Hier, nous avons dévoilé pour la deuxième fois des images d’un élevage de cochons « filière Préférence » de Herta. Un élevage censé être dans le haut du panier en terme de respect du « bien-être animal » et de la réglementation. Une belle mascarade, couverte par les autorités publiques en plus !

En décembre, suite à notre enquête, les services vétérinaires de la préfecture de l’Allier avaient inspecté l’élevage et conclu dans un communiqué à sa « bonne tenue » et à l’absence de « non-conformité majeure ». Les images tournées le mois dernier montrent pourtant toujours des cochons en souffrance et des violations flagrantes de la réglementation !

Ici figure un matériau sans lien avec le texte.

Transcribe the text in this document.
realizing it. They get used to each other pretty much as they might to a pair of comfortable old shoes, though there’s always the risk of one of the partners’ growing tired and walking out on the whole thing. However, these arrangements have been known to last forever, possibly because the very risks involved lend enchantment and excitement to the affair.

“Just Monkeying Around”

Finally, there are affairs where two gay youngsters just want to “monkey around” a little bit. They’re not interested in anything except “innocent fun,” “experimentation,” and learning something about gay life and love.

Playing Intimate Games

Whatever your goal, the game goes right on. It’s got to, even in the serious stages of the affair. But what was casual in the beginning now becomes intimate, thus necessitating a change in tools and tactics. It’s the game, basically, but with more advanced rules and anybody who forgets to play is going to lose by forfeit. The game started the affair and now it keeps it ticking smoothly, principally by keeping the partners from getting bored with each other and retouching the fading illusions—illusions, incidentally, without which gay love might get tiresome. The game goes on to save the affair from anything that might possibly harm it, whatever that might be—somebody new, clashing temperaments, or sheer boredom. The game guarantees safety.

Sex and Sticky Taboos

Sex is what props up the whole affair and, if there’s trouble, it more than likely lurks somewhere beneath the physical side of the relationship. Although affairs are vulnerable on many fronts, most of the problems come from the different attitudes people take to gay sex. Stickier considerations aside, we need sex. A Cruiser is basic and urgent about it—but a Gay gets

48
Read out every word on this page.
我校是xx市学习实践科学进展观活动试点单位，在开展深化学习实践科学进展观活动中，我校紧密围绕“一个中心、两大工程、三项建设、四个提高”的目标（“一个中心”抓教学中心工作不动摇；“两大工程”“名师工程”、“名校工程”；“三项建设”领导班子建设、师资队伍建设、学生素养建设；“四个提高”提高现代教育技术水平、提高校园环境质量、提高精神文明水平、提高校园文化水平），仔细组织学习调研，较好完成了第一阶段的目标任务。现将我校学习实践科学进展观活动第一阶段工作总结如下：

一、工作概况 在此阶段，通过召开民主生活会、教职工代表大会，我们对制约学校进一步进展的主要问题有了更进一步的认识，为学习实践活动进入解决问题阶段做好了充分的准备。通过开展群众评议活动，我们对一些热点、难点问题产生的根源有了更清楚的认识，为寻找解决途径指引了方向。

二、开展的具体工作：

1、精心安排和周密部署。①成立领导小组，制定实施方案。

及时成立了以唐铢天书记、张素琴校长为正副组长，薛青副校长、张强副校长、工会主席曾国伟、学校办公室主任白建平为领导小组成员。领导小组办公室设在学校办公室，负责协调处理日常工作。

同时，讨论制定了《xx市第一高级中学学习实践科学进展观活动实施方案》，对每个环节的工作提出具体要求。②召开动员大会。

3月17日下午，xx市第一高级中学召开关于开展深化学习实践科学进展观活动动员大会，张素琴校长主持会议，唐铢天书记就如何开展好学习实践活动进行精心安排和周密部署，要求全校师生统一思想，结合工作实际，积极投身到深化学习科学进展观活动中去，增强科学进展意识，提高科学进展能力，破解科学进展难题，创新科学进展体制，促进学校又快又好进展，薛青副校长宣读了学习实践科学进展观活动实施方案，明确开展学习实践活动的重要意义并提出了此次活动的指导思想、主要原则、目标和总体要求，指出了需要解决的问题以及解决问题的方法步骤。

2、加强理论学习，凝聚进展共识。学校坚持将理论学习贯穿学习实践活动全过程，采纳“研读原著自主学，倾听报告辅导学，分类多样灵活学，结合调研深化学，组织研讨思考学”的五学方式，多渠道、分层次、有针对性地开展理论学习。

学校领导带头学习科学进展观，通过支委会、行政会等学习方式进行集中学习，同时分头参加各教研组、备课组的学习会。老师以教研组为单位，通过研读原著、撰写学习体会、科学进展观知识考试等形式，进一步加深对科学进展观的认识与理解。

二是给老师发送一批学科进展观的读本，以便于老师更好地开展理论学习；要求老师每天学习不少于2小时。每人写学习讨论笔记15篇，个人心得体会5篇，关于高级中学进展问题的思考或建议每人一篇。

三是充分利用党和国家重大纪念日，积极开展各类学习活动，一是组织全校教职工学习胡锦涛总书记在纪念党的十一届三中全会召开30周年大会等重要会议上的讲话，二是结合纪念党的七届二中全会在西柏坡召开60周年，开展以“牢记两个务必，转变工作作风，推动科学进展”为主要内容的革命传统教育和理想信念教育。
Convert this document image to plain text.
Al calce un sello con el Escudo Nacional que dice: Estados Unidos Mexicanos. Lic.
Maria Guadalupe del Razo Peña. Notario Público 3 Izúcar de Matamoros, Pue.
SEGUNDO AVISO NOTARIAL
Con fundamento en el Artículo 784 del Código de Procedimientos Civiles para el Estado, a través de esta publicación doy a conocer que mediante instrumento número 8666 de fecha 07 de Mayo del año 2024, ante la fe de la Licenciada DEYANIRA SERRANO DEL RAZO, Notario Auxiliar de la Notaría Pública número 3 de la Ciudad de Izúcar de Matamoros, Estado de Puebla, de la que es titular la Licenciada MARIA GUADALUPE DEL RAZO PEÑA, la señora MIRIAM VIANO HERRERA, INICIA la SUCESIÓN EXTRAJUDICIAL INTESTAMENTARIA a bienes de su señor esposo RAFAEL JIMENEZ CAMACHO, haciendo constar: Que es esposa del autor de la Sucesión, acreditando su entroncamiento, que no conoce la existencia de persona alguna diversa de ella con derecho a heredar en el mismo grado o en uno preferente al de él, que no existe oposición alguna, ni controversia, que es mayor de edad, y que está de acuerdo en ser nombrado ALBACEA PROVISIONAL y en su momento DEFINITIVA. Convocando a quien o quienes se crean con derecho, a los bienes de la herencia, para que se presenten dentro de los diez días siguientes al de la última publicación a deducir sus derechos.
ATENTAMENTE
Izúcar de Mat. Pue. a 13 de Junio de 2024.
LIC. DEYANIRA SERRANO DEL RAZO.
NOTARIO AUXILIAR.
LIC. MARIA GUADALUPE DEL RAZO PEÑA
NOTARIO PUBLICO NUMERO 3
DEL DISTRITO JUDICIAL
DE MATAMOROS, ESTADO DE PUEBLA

Nouvelles images, nouveau discours de la préfecture

Face à cette nouvelle enquête, la préfecture adopte un autre discours. Elle précise soudainement qu’il y avait des non-conformités qui ont justifié en décembre « une mise en demeure de l’élevage [...] lui demandant de se mettre en conformité. » Elle avait omis de l’indiquer dans son communiqué. Cet « oubli » ressemble beaucoup à un mensonge, vous ne trouvez pas ?

Sans nos images, la souffrance de ces cochons serait restée invisible et aucune mesure corrective n'aurait été engagée.Soutenez les actions de L214 pour continuer à exposer la réalité et défendre les animaux.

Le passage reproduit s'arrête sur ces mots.